Was bedeutet Unternehmensfinanzierung überhaupt? Es ist die Planung und Durchführung aller anfallenden Aufgaben, die mit dem Bereich Finanzwirtschaft des Unternehmens zu tun haben. Im Großen und Ganzen geht es um die zwei Aufgaben Liquiditätssicherung und Kapitalbeschaffung für die Firma. Unter Kapital versteht man in dem Fall die Summe saus allem mitteln die das Unternehmen zu Leistungssicherung zur Verfügung hat, also Finanzmittel, Rechte, Geldanlagen wie z.B. Aktien und GmbH Anteile usw. Das Fremdkapital stammt meist von Anleihen.
Außenfinanzierung
Liquidität bedeutet die Fähigkeit seine Pflichten der Zahlungen rechtzeitig, also pünktlich zu erfüllen. Die Unternehmensfinanzierung setzt voraus, dass die Firma Zahlungsmittel beschafft, diese Zahlungsmittel können auch von außen kommen man nennt das dann Außenfinanzierung.

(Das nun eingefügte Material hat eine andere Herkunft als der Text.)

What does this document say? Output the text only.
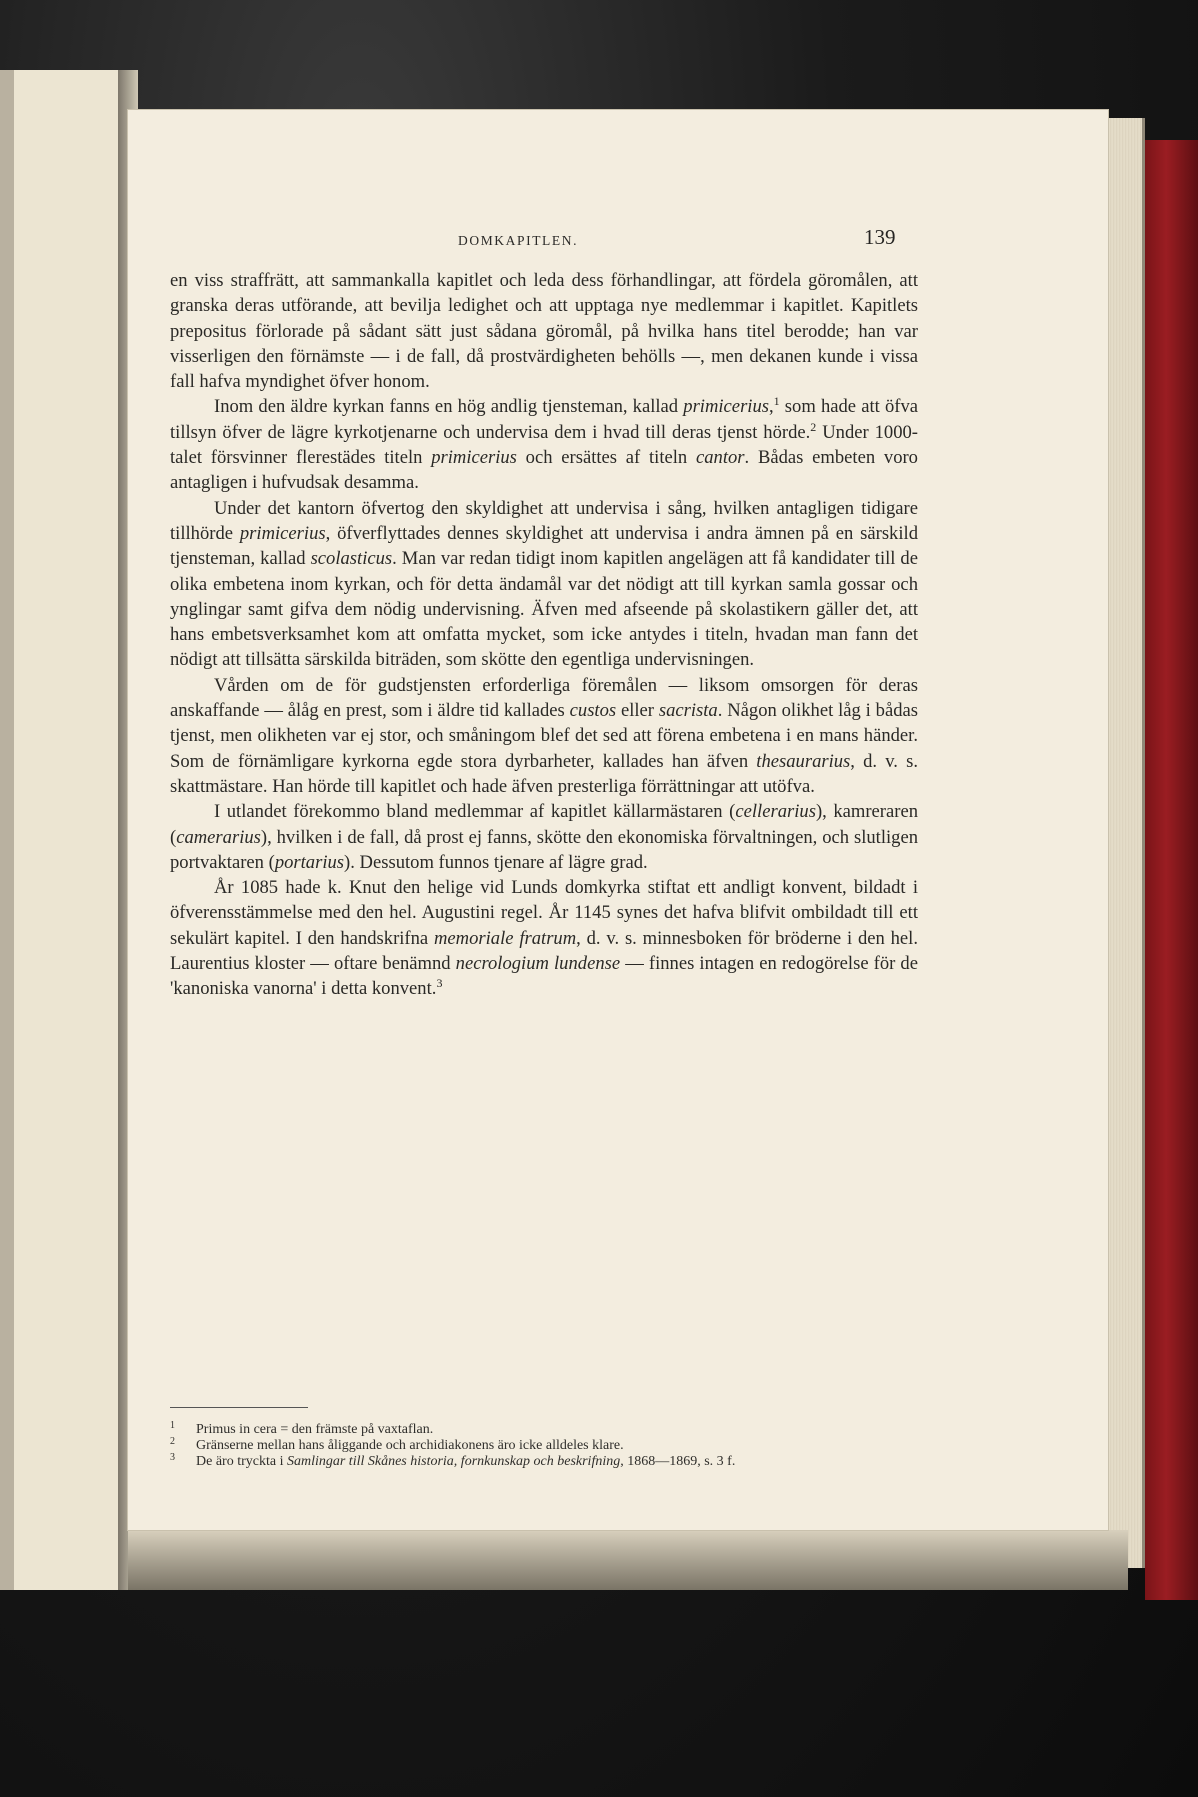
DOMKAPITLEN.	139

en viss straffrätt, att sammankalla kapitlet och leda dess förhandlingar, att fördela göromålen, att granska deras utförande, att bevilja ledighet och att upptaga nye medlemmar i kapitlet. Kapitlets prepositus förlorade på sådant sätt just sådana göromål, på hvilka hans titel berodde; han var visserligen den förnämste — i de fall, då prostvärdigheten behölls —, men dekanen kunde i vissa fall hafva myndighet öfver honom.

Inom den äldre kyrkan fanns en hög andlig tjensteman, kallad primicerius,$^1$ som hade att öfva tillsyn öfver de lägre kyrkotjenarne och undervisa dem i hvad till deras tjenst hörde.$^2$ Under 1000-talet försvinner flerestädes titeln primicerius och ersättes af titeln cantor. Bådas embeten voro antagligen i hufvudsak desamma.

Under det kantorn öfvertog den skyldighet att undervisa i sång, hvilken antagligen tidigare tillhörde primicerius, öfverflyttades dennes skyldighet att undervisa i andra ämnen på en särskild tjensteman, kallad scolasticus. Man var redan tidigt inom kapitlen angelägen att få kandidater till de olika embetena inom kyrkan, och för detta ändamål var det nödigt att till kyrkan samla gossar och ynglingar samt gifva dem nödig undervisning. Äfven med afseende på skolastikern gäller det, att hans embetsverksamhet kom att omfatta mycket, som icke antydes i titeln, hvadan man fann det nödigt att tillsätta särskilda biträden, som skötte den egentliga undervisningen.

Vården om de för gudstjensten erforderliga föremålen — liksom omsorgen för deras anskaffande — ålåg en prest, som i äldre tid kallades custos eller sacrista. Någon olikhet låg i bådas tjenst, men olikheten var ej stor, och småningom blef det sed att förena embetena i en mans händer. Som de förnämligare kyrkorna egde stora dyrbarheter, kallades han äfven thesaurarius, d. v. s. skattmästare. Han hörde till kapitlet och hade äfven presterliga förrättningar att utöfva.

I utlandet förekommo bland medlemmar af kapitlet källarmästaren (cellerarius), kamreraren (camerarius), hvilken i de fall, då prost ej fanns, skötte den ekonomiska förvaltningen, och slutligen portvaktaren (portarius). Dessutom funnos tjenare af lägre grad.

År 1085 hade k. Knut den helige vid Lunds domkyrka stiftat ett andligt konvent, bildadt i öfverensstämmelse med den hel. Augustini regel. År 1145 synes det hafva blifvit ombildadt till ett sekulärt kapitel. I den handskrifna memoriale fratrum, d. v. s. minnesboken för bröderne i den hel. Laurentius kloster — oftare benämnd necrologium lundense — finnes intagen en redogörelse för de 'kanoniska vanorna' i detta konvent.$^3$

1	Primus in cera = den främste på vaxtaflan.
2	Gränserne mellan hans åliggande och archidiakonens äro icke alldeles klare.
3	De äro tryckta i Samlingar till Skånes historia, fornkunskap och beskrifning, 1868—1869, s. 3 f.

Die Innenfinanzierung heißt dann man Finanziert das ganze aus der eigenen Kasse, meist aus den Mittel die durch eigene Erwirtschaftung zustande kamen. Die Kapitalstruktur ist für die Unternehmensfinanzierung sehr bedeutsam, das Verhältnis Fremd- und Eigenkapital muss gut aufeinander Abgestimmt sein. Die Finanzierungen eines Unternehmens setzt sich also aus mehreren Komponenten zusammen, da wären die Finanzplanung, das Kapital und die ganzen damit verbundenen Aufgaben.
Fremd- und Eigenfinanzierung
Eine Rendite aus Eigenkapital, ist immer höher als die der Fremdkapitalgeber. Je höher das Risiko, umso höher ist auch die Rendite die erwartet wird. Der Mix aus Fremd- und Eigenfinanzierung findet deshalb statt, weil man so die Eigenkapitalrendite erhöhen kann. Das bezeichnet man als den sogenannten Hebeleffekt. Doch das Risiko der Zahlungsunfähigkeit steigt so um ein vielfaches, Da die Zinsen und Tilgungen auch gezahlt werden müssen. Geschieht dies jedoch nicht ist das Unternehmen Zahlungunfähig.